The painting, introduced alongside former First Lady Michelle Obama’s, premiered at the Smithsonian Museum’s National Portrait Gallery in Washington, D.C., among official portraits spanning back to George Washington. The striking composition featured the former president seated, leaning forward, arms crossed, in a chair with a layer of flowers and leaves directly behind him.
With other presidents in recent history portrayed in comparatively boring postures — George W. Bush holds the back of a chair in the Oval Office and Bill Clinton stands staidly in front of a fireplace — the new Obama portraits caused a stir among some of the former president’s supporters and detractors. As with much commentary from the Obama era, the discussion was rife with absurd and extreme reactions.
“Obama’s Portrait Artist Has Habit Of Painting Black People BEHEADING White People,” read a breathless headline on conservative activist Ben Shapiro’s online website, the Daily Wire.
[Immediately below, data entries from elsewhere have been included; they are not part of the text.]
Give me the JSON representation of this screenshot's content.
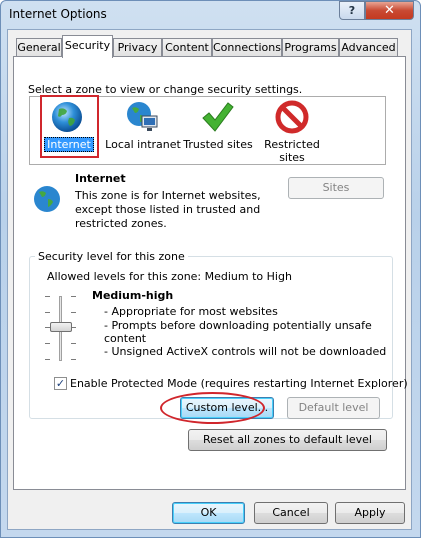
{
  "window": {
    "title": "Internet Options",
    "help_label": "?",
    "close_label": "✕"
  },
  "tabs": [
    {
      "label": "General"
    },
    {
      "label": "Security"
    },
    {
      "label": "Privacy"
    },
    {
      "label": "Content"
    },
    {
      "label": "Connections"
    },
    {
      "label": "Programs"
    },
    {
      "label": "Advanced"
    }
  ],
  "security": {
    "instruction": "Select a zone to view or change security settings.",
    "zones": [
      {
        "label": "Internet",
        "icon": "globe-icon",
        "selected": true
      },
      {
        "label": "Local intranet",
        "icon": "intranet-icon"
      },
      {
        "label": "Trusted sites",
        "icon": "checkmark-icon"
      },
      {
        "label": "Restricted sites",
        "icon": "restricted-icon"
      }
    ],
    "zone_info": {
      "title": "Internet",
      "line1": "This zone is for Internet websites,",
      "line2": "except those listed in trusted and",
      "line3": "restricted zones."
    },
    "sites_button": "Sites",
    "level_group_title": "Security level for this zone",
    "allowed_levels": "Allowed levels for this zone: Medium to High",
    "level_name": "Medium-high",
    "level_points": [
      "- Appropriate for most websites",
      "- Prompts before downloading potentially unsafe",
      "content",
      "- Unsigned ActiveX controls will not be downloaded"
    ],
    "protected_mode_label": "Enable Protected Mode (requires restarting Internet Explorer)",
    "protected_mode_checked": true,
    "custom_level_button": "Custom level...",
    "default_level_button": "Default level",
    "reset_all_button": "Reset all zones to default level"
  },
  "footer": {
    "ok": "OK",
    "cancel": "Cancel",
    "apply": "Apply"
  },
  "colors": {
    "highlight_red": "#d0262c",
    "selection_blue": "#3399ff"
  }
}
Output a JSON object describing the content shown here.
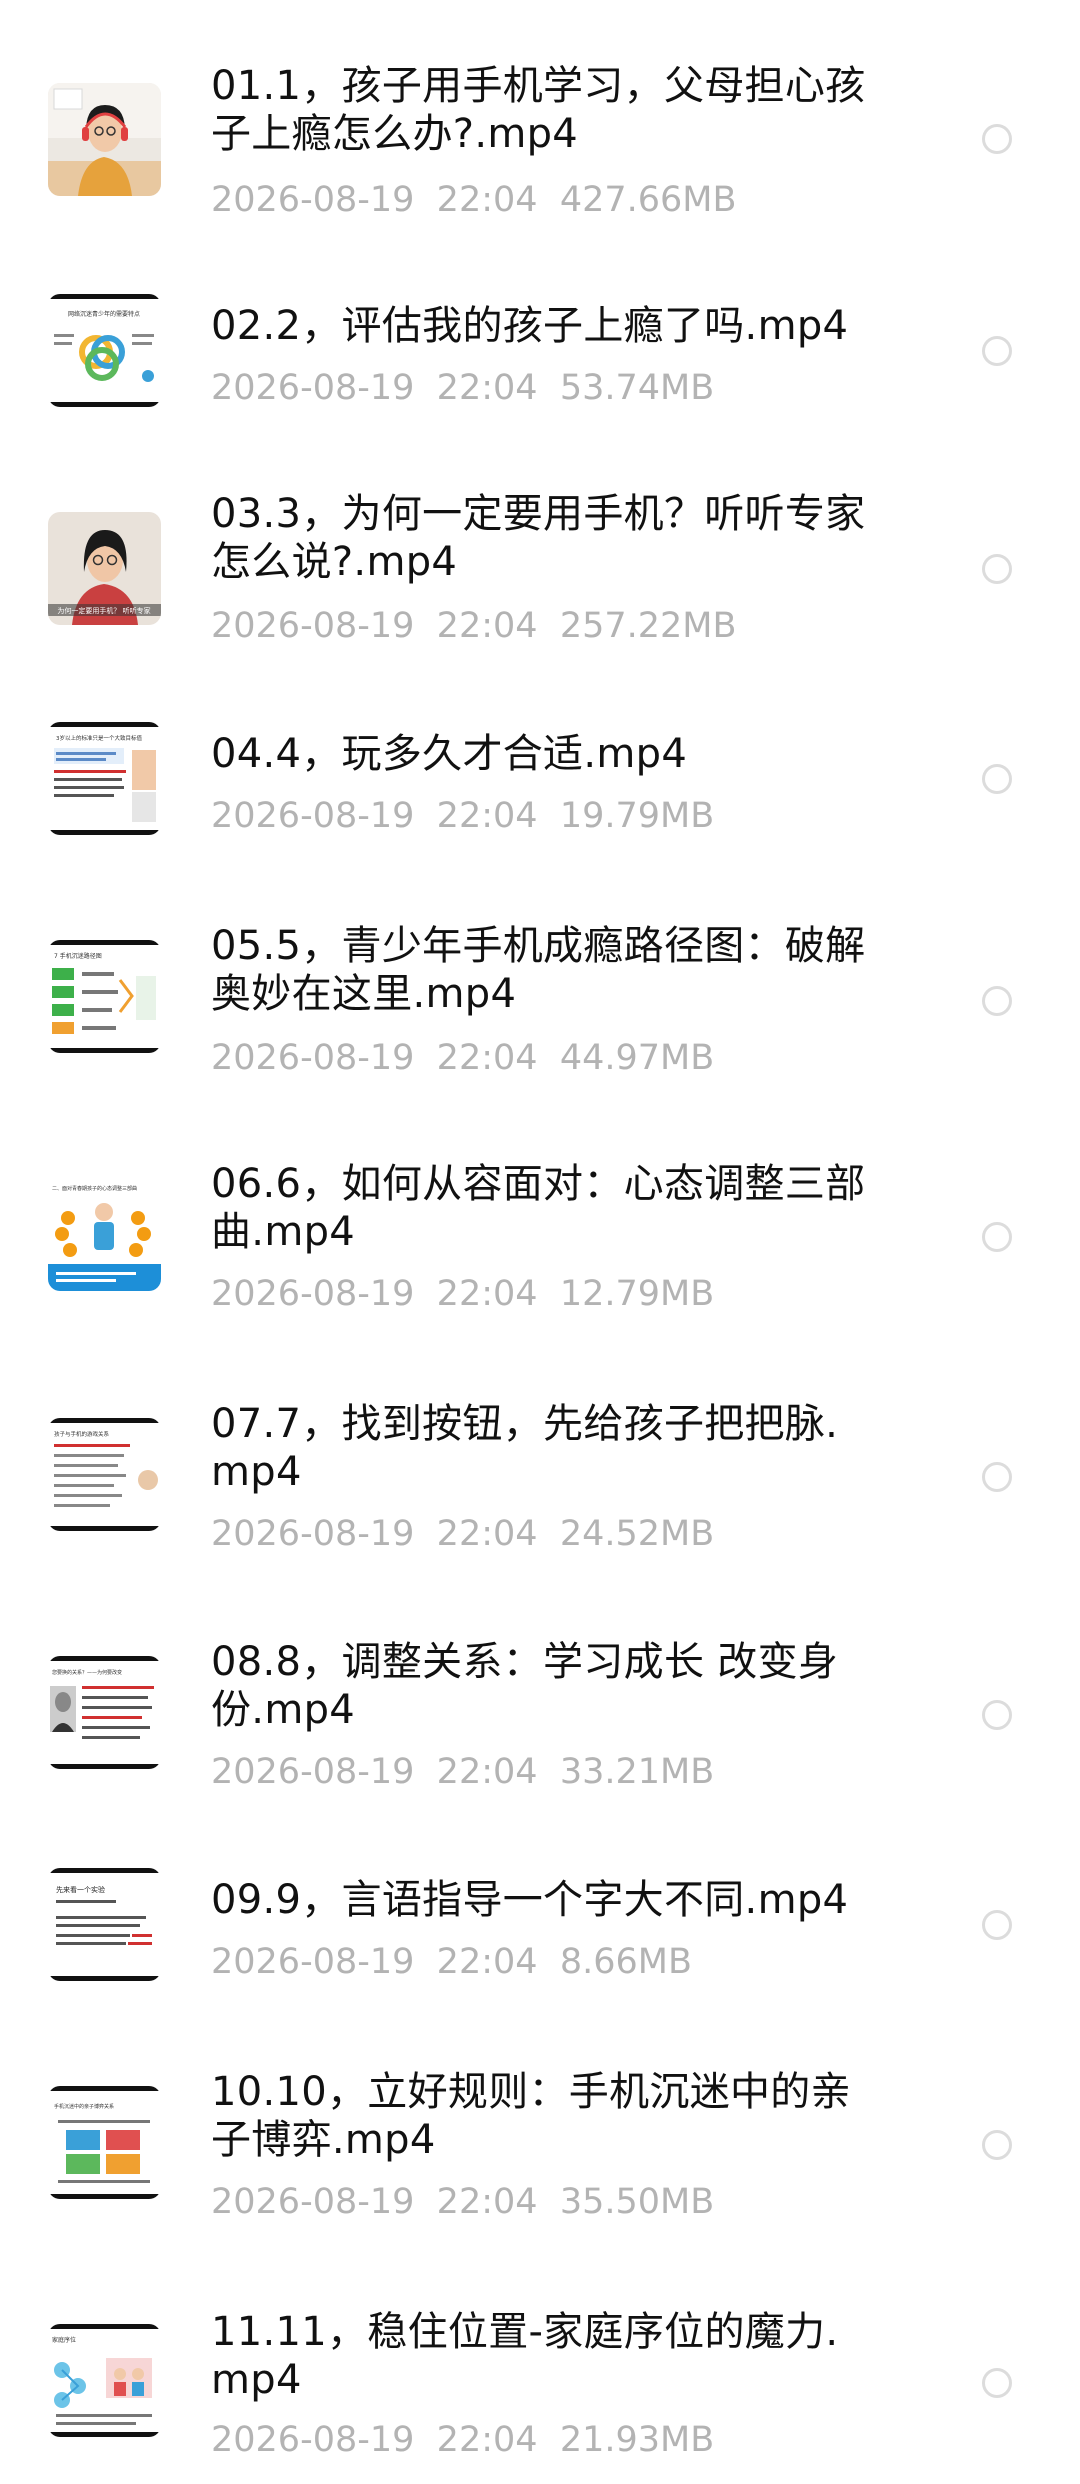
{
  "files": [
    {
      "name": "01.1，孩子用手机学习，父母担心孩子上瘾怎么办?.mp4",
      "date": "2026-08-19",
      "time": "22:04",
      "size": "427.66MB",
      "thumb": "person-video-thumbnail"
    },
    {
      "name": "02.2，评估我的孩子上瘾了吗.mp4",
      "date": "2026-08-19",
      "time": "22:04",
      "size": "53.74MB",
      "thumb": "slide-thumbnail"
    },
    {
      "name": "03.3，为何一定要用手机？听听专家怎么说?.mp4",
      "date": "2026-08-19",
      "time": "22:04",
      "size": "257.22MB",
      "thumb": "person-video-thumbnail"
    },
    {
      "name": "04.4，玩多久才合适.mp4",
      "date": "2026-08-19",
      "time": "22:04",
      "size": "19.79MB",
      "thumb": "slide-thumbnail"
    },
    {
      "name": "05.5，青少年手机成瘾路径图：破解奥妙在这里.mp4",
      "date": "2026-08-19",
      "time": "22:04",
      "size": "44.97MB",
      "thumb": "slide-thumbnail"
    },
    {
      "name": "06.6，如何从容面对：心态调整三部曲.mp4",
      "date": "2026-08-19",
      "time": "22:04",
      "size": "12.79MB",
      "thumb": "slide-thumbnail"
    },
    {
      "name": "07.7，找到按钮，先给孩子把把脉.mp4",
      "date": "2026-08-19",
      "time": "22:04",
      "size": "24.52MB",
      "thumb": "slide-thumbnail"
    },
    {
      "name": "08.8，调整关系：学习成长 改变身份.mp4",
      "date": "2026-08-19",
      "time": "22:04",
      "size": "33.21MB",
      "thumb": "slide-thumbnail"
    },
    {
      "name": "09.9，言语指导一个字大不同.mp4",
      "date": "2026-08-19",
      "time": "22:04",
      "size": "8.66MB",
      "thumb": "slide-thumbnail"
    },
    {
      "name": "10.10，立好规则：手机沉迷中的亲子博弈.mp4",
      "date": "2026-08-19",
      "time": "22:04",
      "size": "35.50MB",
      "thumb": "slide-thumbnail"
    },
    {
      "name": "11.11，稳住位置-家庭序位的魔力.mp4",
      "date": "2026-08-19",
      "time": "22:04",
      "size": "21.93MB",
      "thumb": "slide-thumbnail"
    }
  ],
  "thumb_texts": {
    "t2": "网络沉迷青少年的需要特点",
    "t3": "为何一定要用手机？ 听听专家",
    "t4": "3岁以上的标准只是一个大致目标值",
    "t5": "7 手机沉迷路径图",
    "t6": "二、面对青春期孩子的心态调整三部曲",
    "t7": "孩子与手机的游戏关系",
    "t8": "您要换的关系？——为何要改变",
    "t9": "先来看一个实验",
    "t10": "手机沉迷中的亲子博弈关系",
    "t11": "家庭序位"
  }
}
On Twitter, Fox News talking head Sean Hannity tweeted out an article alleging “inappropriate sexual innuendo” and “SECRET SPERM” in the portrait.
Cooler heads focused on the painting’s aesthetic and political aspects, discussing its role as a historical artifact and objective representation of its subject. But it’s important to remember that every presidential portrait functions to some extent as a work of propaganda. And this particular piece of propaganda performs its part as a powerful symbol of the spirit of Obama’s time in office almost perfectly.
The recently unveiled Obama portrait is undeniably more enthusiastic about its subject matter than most of its predecessors. Colorful flowers, individually representing places of personal significance to the former president like Chicago, Hawaii and Kenya give the image an air of optimism and festivity. Obama’s posture suggests confidence and preparedness. The effect is similar to a more colorful version of the 2008 depiction of the then-Illinois senator in artist Shepard Fairey’s classic “Hope” poster.
Of course, every depiction of a political figure as important and universally recognized as the president of the United States will be political. But in the aftermath of a presidency rife with baseless conspiracies propagated about the president’s identity — dealing with everything from his birthplace to his religion — it seems apt for Obama’s official presidential portrait to dispense with the useless pretense of objectivity.
It’s been a little more than a year since Obama formally stepped down from his post as commander in chief, and feelings about him are obviously still heightened. If, like many, you’re feeling nostalgic for his time in office, it’s not a bad idea to take solace in this memento.